Les abréviations OM, YL et XYL désignent l’opérateur travaillant sur une station radio et peuvent servir de formules de salutation. OM vient de « old man » — affectueusement « vieux monsieur » — et s’applique aux radioamateurs masculins (même s’ils n’ont que 14 ans). Les radioamateurs étant des personnes courtoises, les femmes sont désignées par l’abréviation « young ladies » (YL). Lorsqu’elles sont mariées (et uniquement dans ce cas), on leur attribue la formule d’appel XYL (ex YL).

Le radioamateurisme est également souvent abrégé en « HAM » à l’échelle internationale. En communication radio, on utilise l’alphabet phonétique international (Alpha, Bravo, Charlie…).

Lorsqu’un radioamateur établit une liaison avec un autre, on parle d’un QSO. Pour confirmer quelque chose, il suffit de dire « QSL ». Par la suite, on peut confirmer une liaison à l’aide d’une carte QSL au format carte postale.

Un rapport « 59 » confirme un QSO typique : le 5 correspond à la qualité de la réception (1 = très mauvaise, 5 = très bonne), le 9 à la force du signal (1 = très faible, 9 = très forte).

Toutes ces informations sont consignées dans le journal de trafic. Une carte QSL comporte généralement l’indicatif d’appel (Callsign), le locator, l’heure et la fréquence, le rapport ainsi que des informations sur la station et le QTH. Les radioamateurs conçoivent généralement leurs cartes QSL de manière personnalisée, avec de jolis motifs. L’envoi s’effectue par lots via les fédérations régionales (service QSL).

Le QTH correspond au lieu de résidence du radioamateur ou, plus précisément, à l’emplacement de l’émetteur-récepteur radio (s’il est en déplacement).

Lorsque l’on est QRV, on indique que l’on est prêt à émettre et à recevoir sur une fréquence donnée (QRG) ou dans une bande donnée, et que l’on peut établir un QSO à tout moment. On peut alors appeler « CQ » ou donner son indicatif d’appel lorsque quelqu’un d’autre appelle « CQ ».

En Suisse, l’indicatif d’appel (Callsign) est attribué par l’OFCOM après réussite à l’examen et est unique au monde. Les premiers caractères, le préfixe UIT, indiquent la nationalité de la station. Le suffixe est attribué par l’autorité compétente (1 chiffre + 1 à 3 lettres). Lorsqu’un radioamateur émet depuis l’étranger, un préfixe de pays est ajouté au début ; d’autres suffixes tels que /p (portable) ou /m (mobile) indiquent des modes spécifiques. Exemple : HB0/HB9GKR/P — indicatif d’appel HB9GKR, qui émet en mode portable depuis le Liechtenstein (HB0).

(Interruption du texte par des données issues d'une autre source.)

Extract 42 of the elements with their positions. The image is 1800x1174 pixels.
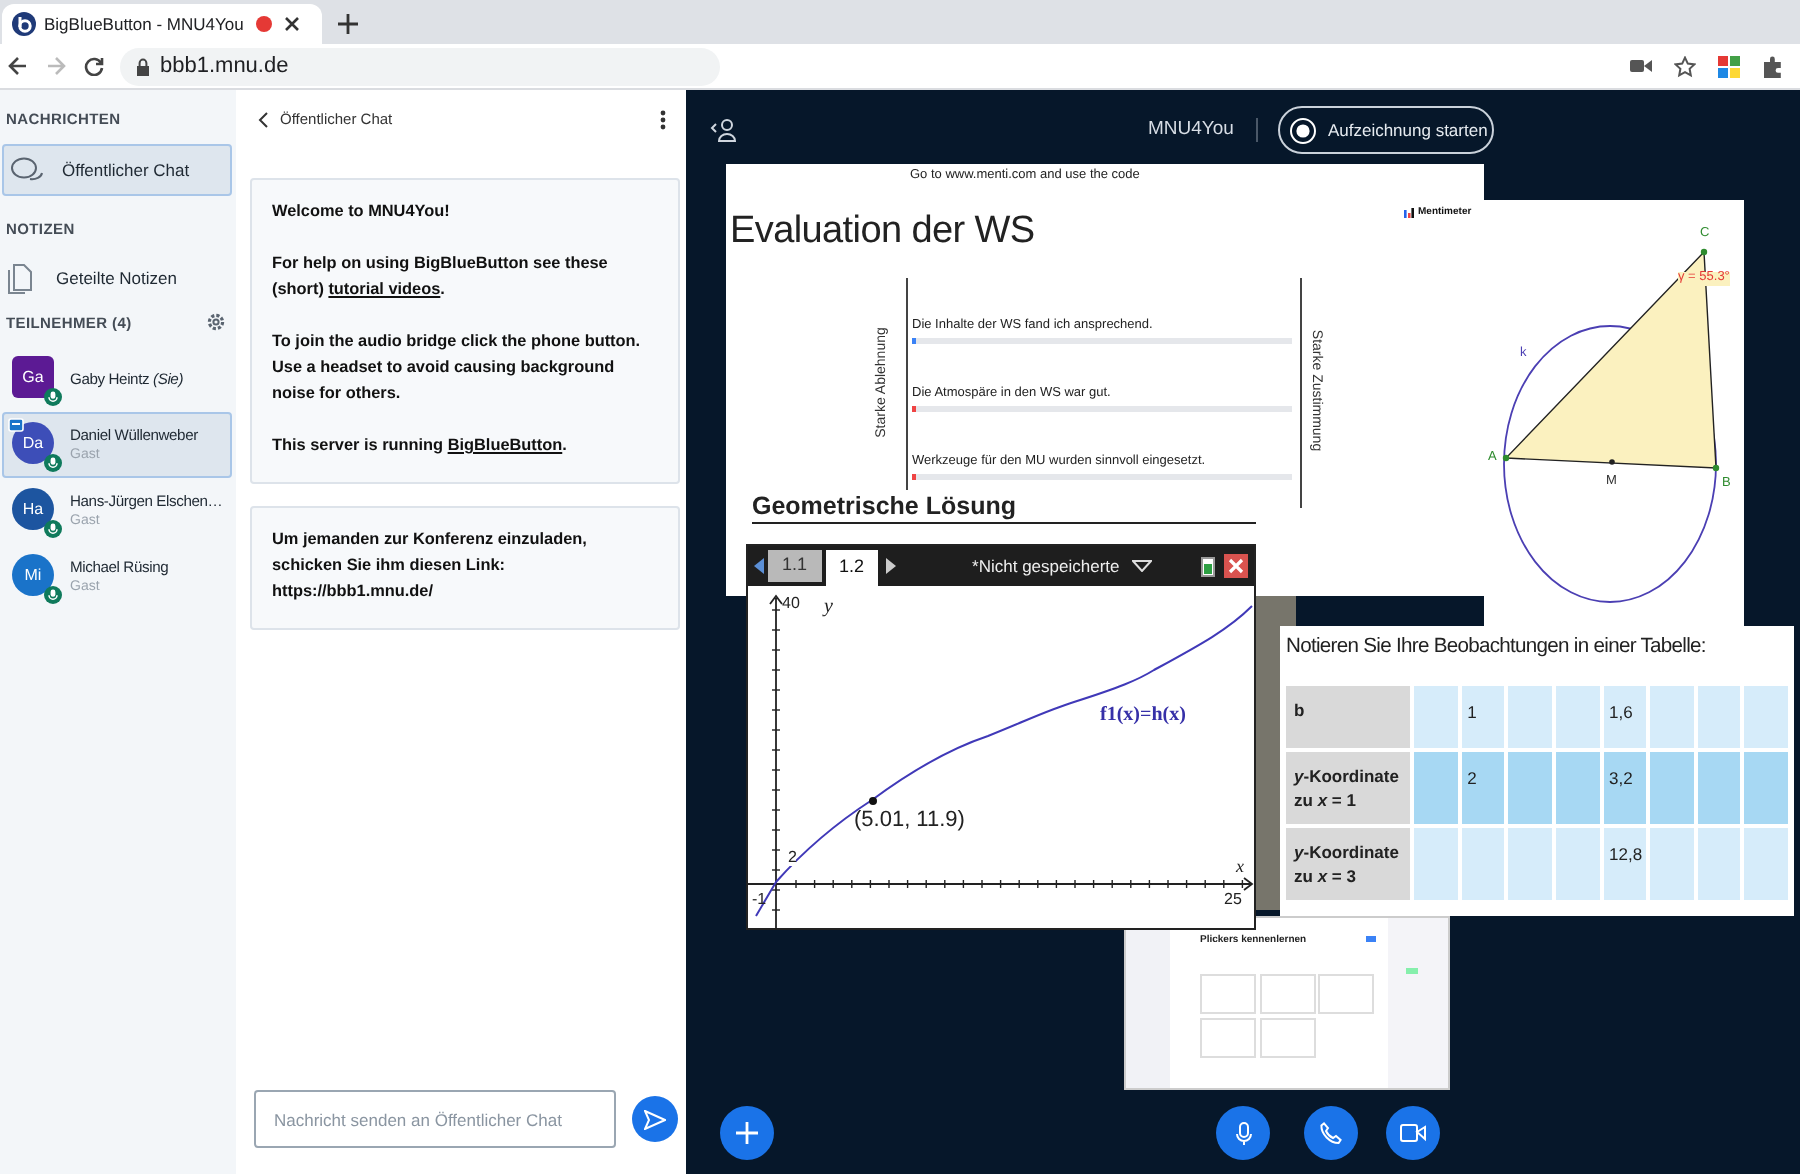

Dernier point, mais non des moindres : lorsqu’un radioamateur décède, on parle de « Silent Key » ou SK. Son indicatif reste réservé pendant un certain temps, puis est réattribué au bout de quelques années.

Vous pourrez ainsi mieux comprendre un QSO et discuter avec un radioamateur presque d’égal à égal.